• The relationship between investments in lean practices and operational performance: exploring the moderating effects of operational intellectual capital

      Onofrei, George; Fynes, Brian; Wiengarten, Frank; Humphreys, Paul; Prester, Jazna; University College Dublin (Emerald, 2019-05-03)
      Prior research has shown that operational intellectual capital (OIC) and investments in lean practices (ILP) lead to better operational performance. However, there has been no empirical studies on the synergetic effects between OIC components and ILP. More specifically, the question: can the efficacy of ILP be increased through OIC has not been studied. Accordingly, the purpose of this study is to report the empirical results of potential synergetic effects between operational intellectual capital (OIC), as a knowledge-based resource, and ILP. The empirical data used for this study was drawn from the fifth round of the Global Manufacturing Research Group (GMRG) survey project (with data collected from 528 manufacturing plants). The hypotheses are empirically tested using three ordinary least square (OLS) models. Our findings highlight the importance of leveraging a system of complementary knowledge based resources (OIC dimensions) and addresses the need for the reformulation of lean theory in terms of the emergent knowledge-based view (KBV) of the firm. The results facilitate greater understanding of the complex relationship between ILP and operational performance. Building on the contribution of Menor et al. (2007), we argue that OIC represents a strategic knowledge based resource that is valuable, hard to imitate or substitute and when leveraged effectively, generates superior operational and competitive advantage.From a managerial standpoint, this study provides guidelines for managers on how to leverage OIC to enhance the efficacy of ILP. We argue that firms consider investing in OIC to increase the return from ILP, which in turn will enhance their operational performance and provide competitive advantage.
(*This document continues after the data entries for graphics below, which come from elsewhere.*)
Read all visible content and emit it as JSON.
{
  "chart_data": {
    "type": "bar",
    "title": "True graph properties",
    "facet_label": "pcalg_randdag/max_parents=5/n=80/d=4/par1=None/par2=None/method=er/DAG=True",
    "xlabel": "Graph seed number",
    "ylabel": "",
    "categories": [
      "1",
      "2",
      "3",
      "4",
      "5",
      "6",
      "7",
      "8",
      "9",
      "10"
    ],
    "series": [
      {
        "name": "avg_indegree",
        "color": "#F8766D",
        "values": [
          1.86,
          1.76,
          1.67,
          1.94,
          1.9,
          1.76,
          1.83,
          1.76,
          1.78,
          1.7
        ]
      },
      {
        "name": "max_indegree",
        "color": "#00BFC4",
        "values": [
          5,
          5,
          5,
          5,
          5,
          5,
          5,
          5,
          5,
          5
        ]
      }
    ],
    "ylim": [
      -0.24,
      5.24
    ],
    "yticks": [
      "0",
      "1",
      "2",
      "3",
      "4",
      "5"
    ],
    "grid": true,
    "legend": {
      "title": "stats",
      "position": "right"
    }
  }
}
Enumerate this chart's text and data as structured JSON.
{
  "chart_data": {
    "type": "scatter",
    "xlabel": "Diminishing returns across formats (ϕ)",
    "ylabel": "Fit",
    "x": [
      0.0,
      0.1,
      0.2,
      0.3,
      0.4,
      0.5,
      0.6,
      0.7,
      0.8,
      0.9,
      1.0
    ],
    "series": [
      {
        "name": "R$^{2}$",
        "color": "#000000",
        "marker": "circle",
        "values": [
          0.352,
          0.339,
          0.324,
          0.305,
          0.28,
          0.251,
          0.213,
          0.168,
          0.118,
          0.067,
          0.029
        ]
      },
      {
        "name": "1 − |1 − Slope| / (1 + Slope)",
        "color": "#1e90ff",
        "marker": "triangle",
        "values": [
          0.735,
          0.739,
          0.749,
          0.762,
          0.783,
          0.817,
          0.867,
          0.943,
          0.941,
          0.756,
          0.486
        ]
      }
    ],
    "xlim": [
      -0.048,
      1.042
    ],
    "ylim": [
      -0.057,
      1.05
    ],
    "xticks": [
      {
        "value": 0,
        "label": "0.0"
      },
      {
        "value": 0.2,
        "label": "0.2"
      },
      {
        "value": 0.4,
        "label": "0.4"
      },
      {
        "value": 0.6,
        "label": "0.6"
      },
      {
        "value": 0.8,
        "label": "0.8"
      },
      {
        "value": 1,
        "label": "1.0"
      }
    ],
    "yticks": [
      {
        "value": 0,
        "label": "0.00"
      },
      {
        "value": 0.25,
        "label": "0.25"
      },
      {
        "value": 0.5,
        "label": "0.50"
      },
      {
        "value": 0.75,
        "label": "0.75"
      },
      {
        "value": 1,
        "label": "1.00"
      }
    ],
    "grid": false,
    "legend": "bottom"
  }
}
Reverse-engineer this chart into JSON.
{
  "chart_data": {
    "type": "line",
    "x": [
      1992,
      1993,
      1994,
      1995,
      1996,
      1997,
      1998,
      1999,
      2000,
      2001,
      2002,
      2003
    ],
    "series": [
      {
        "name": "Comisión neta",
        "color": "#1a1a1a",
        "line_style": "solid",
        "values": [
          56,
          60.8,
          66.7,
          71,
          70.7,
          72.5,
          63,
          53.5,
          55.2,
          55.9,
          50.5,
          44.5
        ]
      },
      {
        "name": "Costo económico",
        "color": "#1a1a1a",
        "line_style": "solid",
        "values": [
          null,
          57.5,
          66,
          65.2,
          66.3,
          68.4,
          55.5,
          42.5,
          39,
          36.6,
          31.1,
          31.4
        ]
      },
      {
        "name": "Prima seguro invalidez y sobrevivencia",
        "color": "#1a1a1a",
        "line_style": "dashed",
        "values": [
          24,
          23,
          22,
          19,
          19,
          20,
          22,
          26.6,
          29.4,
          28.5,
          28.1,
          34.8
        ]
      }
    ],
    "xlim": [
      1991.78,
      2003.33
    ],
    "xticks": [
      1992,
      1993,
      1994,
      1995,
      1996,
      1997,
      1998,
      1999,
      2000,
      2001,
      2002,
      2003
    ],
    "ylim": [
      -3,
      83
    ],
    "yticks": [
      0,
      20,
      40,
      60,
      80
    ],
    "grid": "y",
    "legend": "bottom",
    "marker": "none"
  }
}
Our findings provide strong evidence of the importance of human, social and structural capital to enhance the efficacy of ILP. This is the first research paper that extends the application of intellectual capital theory in lean literature, and argues that the operational intellectual capital contributes to the efficacy of ILP. The analysis facilitates greater understanding of the complex relationship between OIC dimensions, ILP and operational performance.